The OPD got off to a strong start, building a 16 point lead in the first quarter. However, led by the lights out shooting of junior Paul Turner, the OHS Unified Sports team charged back to make it a close game. With a minute left, the teams were tied 37-37, and as the clock wound down, both teams hit threes, ending the game in a 40-40 tie. Turner, who had the hot hand all night, wished they could’ve played some extra minutes to determine a clear winner.
“I think we should’ve gone to over time to show them what’s up,” Turner said. “They said I had like seven threes. They were running a 2-3 zone, so the corners were open, and we would just wrap around to the corner.”
Senior Darius Pettis wasn’t pleased with his personal performance, but he was proud of how the team played.
“I didn’t play that well. I had zero points,” Pettis said. “The team played excellent. I expected us to beat them really easy, but they were better than I expected.”
Senior Bhanuka “Bono” Jayaratna played a key role in the success of the unified team, but he wasn’t able to play as well as he would’ve hoped because he was playing through an ankle injury.
“We played great. I couldn’t play good because my ankle got hurt so bad, so I couldn’t get any points,” Jayaratna said. “I’m just glad we came out here and played ball.”
It takes a lot of practice to be able to play basketball at a high level, and Bono has been putting in a lot of work to try and get to where he wants to be in terms of skills on the court.

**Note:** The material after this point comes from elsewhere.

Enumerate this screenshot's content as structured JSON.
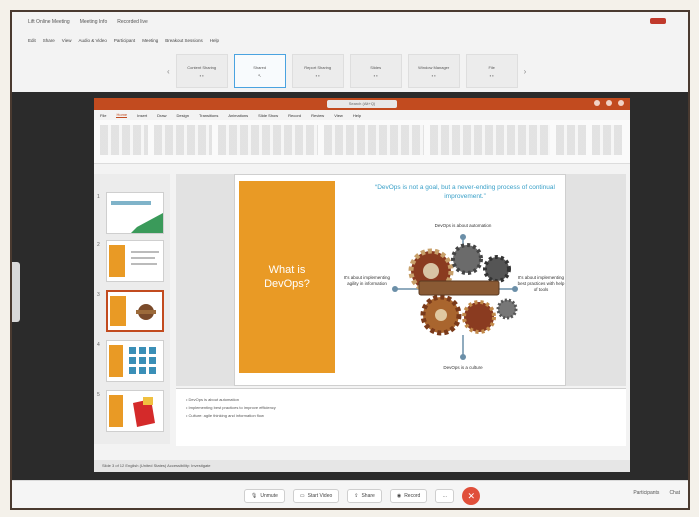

“I’ve been shooting threes, mid range, you know. But today I just couldn’t do it. My bad ankle just hurt, so I couldn’t do it today,” Jayaratna said.
School resource officer Zach Anderson said that the team came in with a goal of winning, and a key part of their game plan was to play tight defense on Bono. However, with the game ending in a tie, Anderson considers everyone a winner.
“The Chief of Police wanted us to reach out to our community and find different ways to do it. I knew we had a unified sports team, and I thought it’d be a good idea to get us all together and get the school involved,” Anderson said. “Anytime you can let the kids know that we’re real people, and we love you guys and get to build relationships, I thought it was awesome.”